Korean unification panel sparks controversy

A presidential panel for Korean unification came under fire on Wednesday over a remark by its vice chairman that the Seoul government has been preparing for reunification by absorbing the North as one of many possibilities.

According to local reports, Chung Chong-wook, one of the two vice chairmen, said Tuesday that the panel had been devising ways to achieve unification with various scenarios in mind, including unification that proceeds without an inter-Korean agreement and a merger of the two political systems.

At a forum held in Seoul, the former ambassador to China also noted that unification by "absorbing" the North could happen despite fierce resistance from Pyongyang and that it had been studied not only by the panel but also by other organisations within the Seoul government.

Chung's remark sparked a heated debate as it contradicts President Park Geun-hye's unification road map aimed at building trust and expanding dialogue and co-operation with the North. Park is the chairwoman of the panel.

It is also feared to further agitate North Korea as the regime has been escalating its criticism of Park's unification policy. Pyongyang has viewed Seoul's mantra of unification with great suspicion, arguing that Seoul is pursuing the goal of unification through forcible absorption.

In an apparent move to defuse the controversy, the presidential office and the panel hurriedly refuted reports on Chung's remark, claiming it was misinterpreted and that he was just trying to stress that unification achieved through inter-Korean consensus would cost much less.

"It is true that the unification panel has been preparing for unification but the claim that it has set up a team to (study achieving unification through absorbing the North) is different from the truth," presidential spokesman Min Kyung-wook said. The panel also said in a separate statement that the Seoul government was pursuing peaceful unification through reaching an inter-Korean agreement and that the committee had been maintaining that stance.

Despite the government's efforts to rectify the situation, Chung's remarks are expected to fuel suspicions over the Park government's North Korean policies and potentially give Pyongyang another reason to continue harshly condemning Seoul.

Park has been seeking support from the international community with her initiatives that aim at laying the groundwork for reunification, including extending aid to mothers and their babies, building infrastructure in the North in return for the right to develop underground resources and increasing bilateral exchanges in various sectors.
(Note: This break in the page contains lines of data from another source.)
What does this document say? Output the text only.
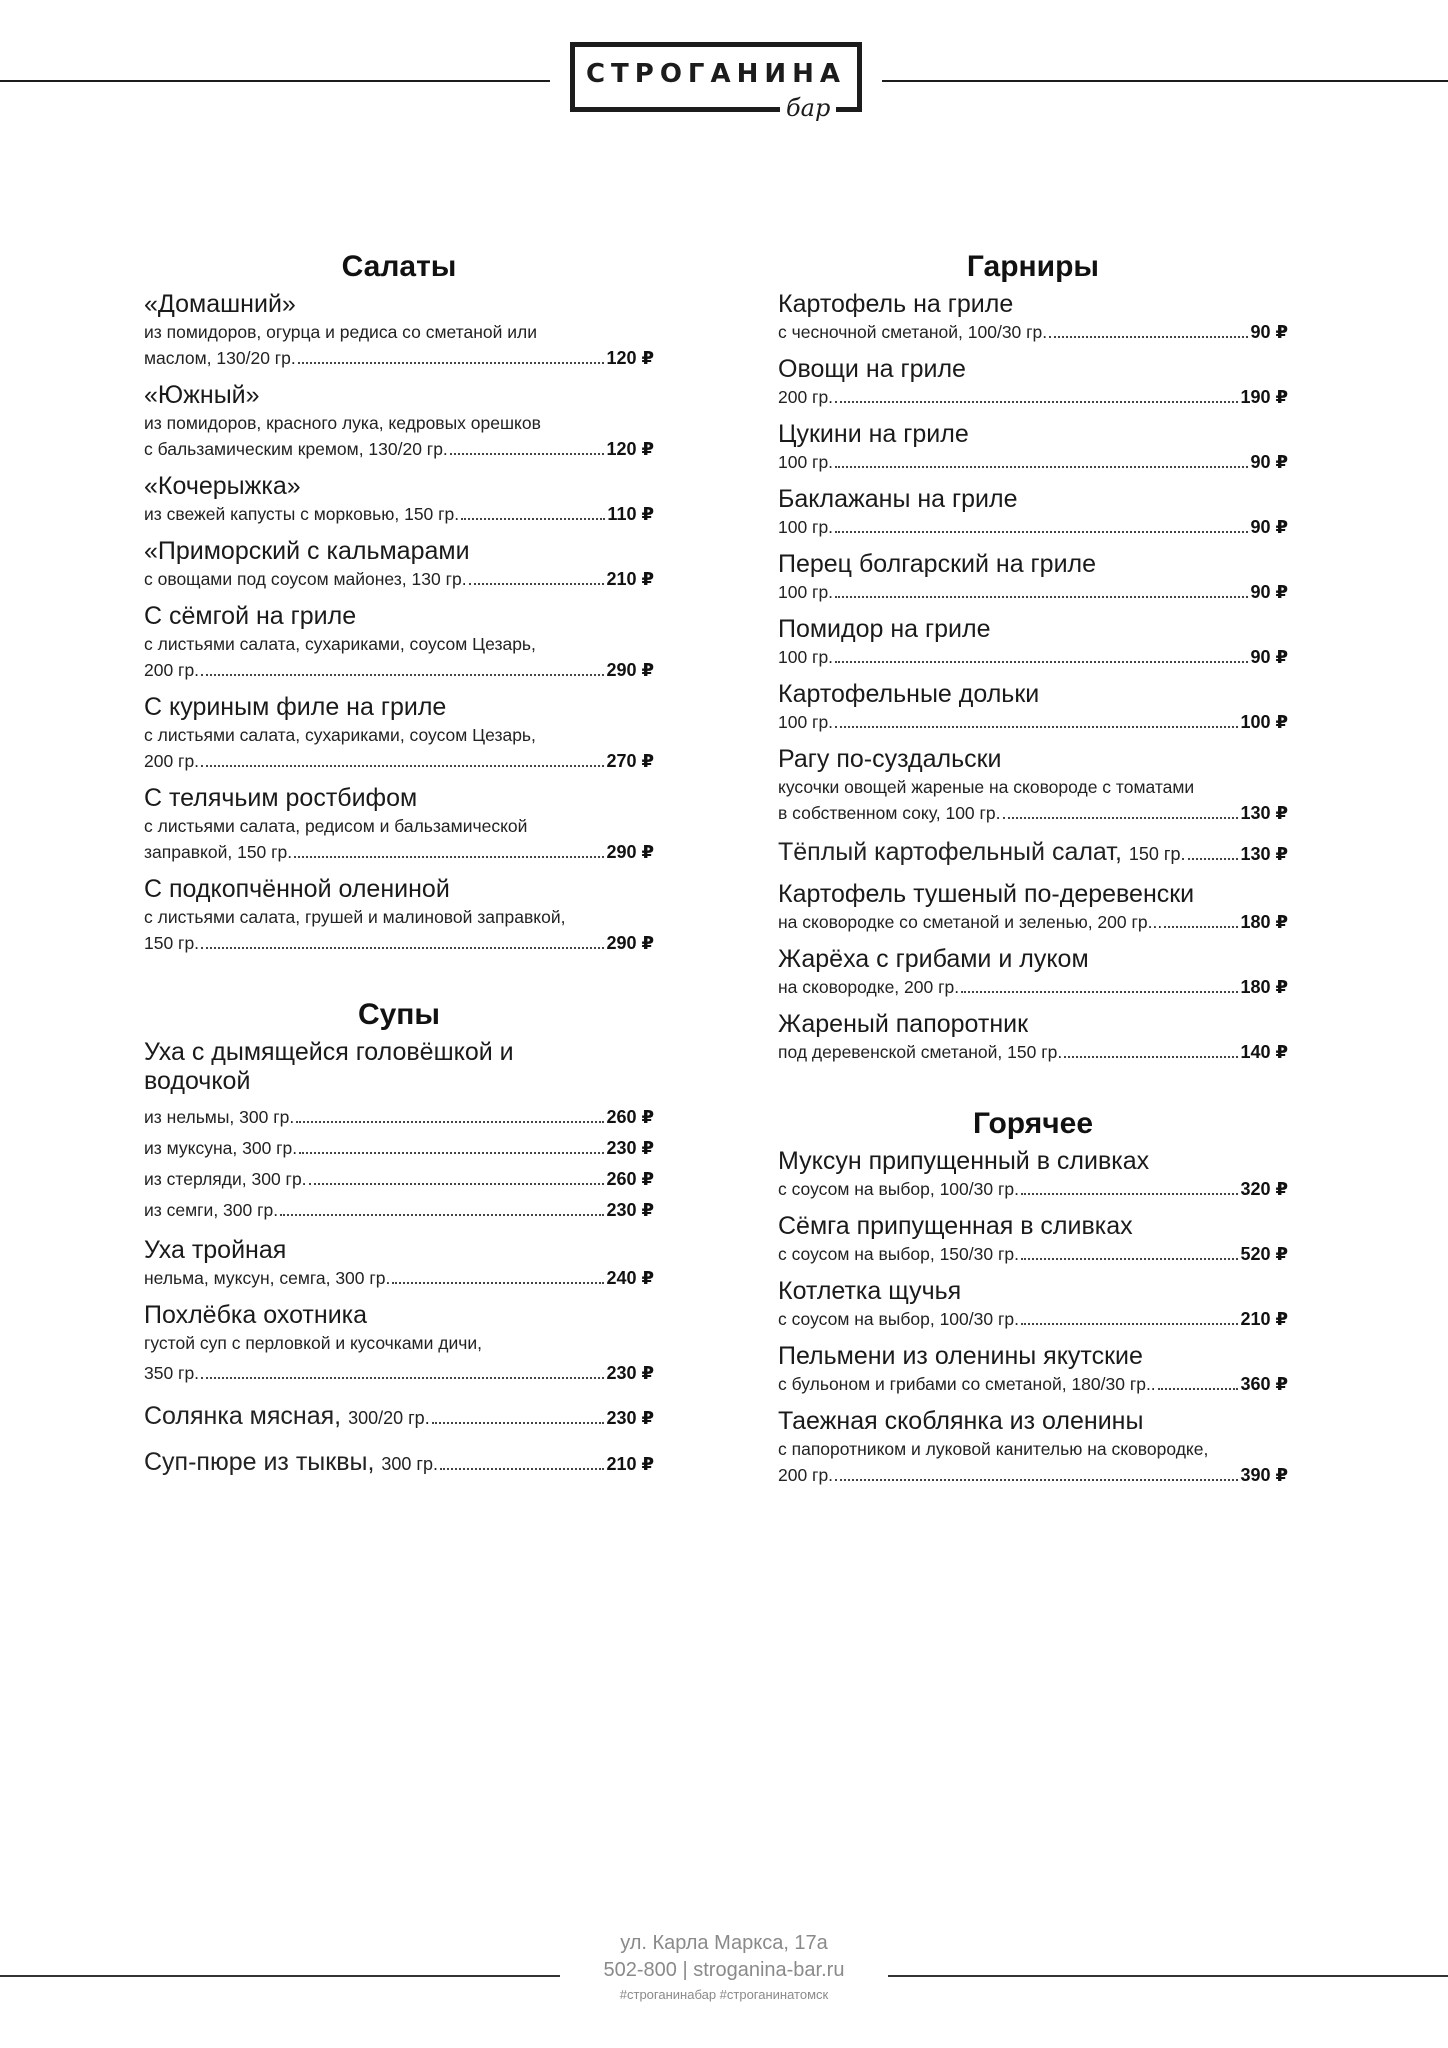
СТРОГАНИНА
бар
Салаты
«Домашний»
из помидоров, огурца и редиса со сметаной или
маслом, 130/20 гр.	120 ₽
«Южный»
из помидоров, красного лука, кедровых орешков
с бальзамическим кремом, 130/20 гр.	120 ₽
«Кочерыжка»
из свежей капусты с морковью, 150 гр.	110 ₽
«Приморский с кальмарами
с овощами под соусом майонез, 130 гр.	210 ₽
С сёмгой на гриле
с листьями салата, сухариками, соусом Цезарь,
200 гр.	290 ₽
С куриным филе на гриле
с листьями салата, сухариками, соусом Цезарь,
200 гр.	270 ₽
С телячьим ростбифом
с листьями салата, редисом и бальзамической
заправкой, 150 гр.	290 ₽
С подкопчённой олениной
с листьями салата, грушей и малиновой заправкой,
150 гр.	290 ₽
Супы
Уха с дымящейся головёшкой и водочкой
из нельмы, 300 гр.	260 ₽
из муксуна, 300 гр.	230 ₽
из стерляди, 300 гр.	260 ₽
из семги, 300 гр.	230 ₽
Уха тройная
нельма, муксун, семга, 300 гр.	240 ₽
Похлёбка охотника
густой суп с перловкой и кусочками дичи,
350 гр.	230 ₽
Солянка мясная, 300/20 гр.	230 ₽
Суп-пюре из тыквы, 300 гр.	210 ₽
Гарниры
Картофель на гриле
с чесночной сметаной, 100/30 гр.	90 ₽
Овощи на гриле
200 гр.	190 ₽
Цукини на гриле
100 гр.	90 ₽
Баклажаны на гриле
100 гр.	90 ₽
Перец болгарский на гриле
100 гр.	90 ₽
Помидор на гриле
100 гр.	90 ₽
Картофельные дольки
100 гр.	100 ₽
Рагу по-суздальски
кусочки овощей жареные на сковороде с томатами
в собственном соку, 100 гр.	130 ₽
Тёплый картофельный салат, 150 гр.	130 ₽
Картофель тушеный по-деревенски
на сковородке со сметаной и зеленью, 200 гр...	180 ₽
Жарёха с грибами и луком
на сковородке, 200 гр.	180 ₽
Жареный папоротник
под деревенской сметаной, 150 гр.	140 ₽
Горячее
Муксун припущенный в сливках
с соусом на выбор, 100/30 гр.	320 ₽
Сёмга припущенная в сливках
с соусом на выбор, 150/30 гр.	520 ₽
Котлетка щучья
с соусом на выбор, 100/30 гр.	210 ₽
Пельмени из оленины якутские
с бульоном и грибами со сметаной, 180/30 гр..	360 ₽
Таежная скоблянка из оленины
с папоротником и луковой канителью на сковородке,
200 гр.	390 ₽
ул. Карла Маркса, 17а
502-800 | stroganina-bar.ru
#строганинабар #строганинатомск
The South Korean leader believes that reunification will provide great economic opportunities for the Korean Peninsula and neighbouring countries.

As part of her unification policy, Park launched the presidential committee for unification preparation in July. The 50-member committee is assigned to draw up a reunification blueprint and build public consensus. It includes 30 civilian members in order to take into account a wide range of public opinion and ensure transparency.

The role of the panel, however, has constantly been the subject of criticism, namely for its limited capacity and its overlapping role with the Unification Ministry.

"Research on unification is part of our mission but we are distracted by administrative work, including making contacts with more than 50 civilian experts and advisers," said an official at the panel on condition of anonymity. Creating a separate team, in fact, to study unification by absorbing the North would be impossible considering the panel's current capacity, the official said.

Following the latest controversy, a civil advocate group said it would withdraw from the panel, charging that it ignored various calls from society and that it is dominated by figures with close ties to the Park government.

"So far the panel has been holding exclusive discussions with a few figures who get along well with the government's policy," claimed the Citizens' Coalition for Economic Justice in a statement. CCEJ is one of 122 civil groups named by the panel to represent various voices on unification.

"It has also degenerated into being a state-run organisation that plans to host events to celebrate the 70th anniversary of Korea's liberation from Japanese rule this year," it added.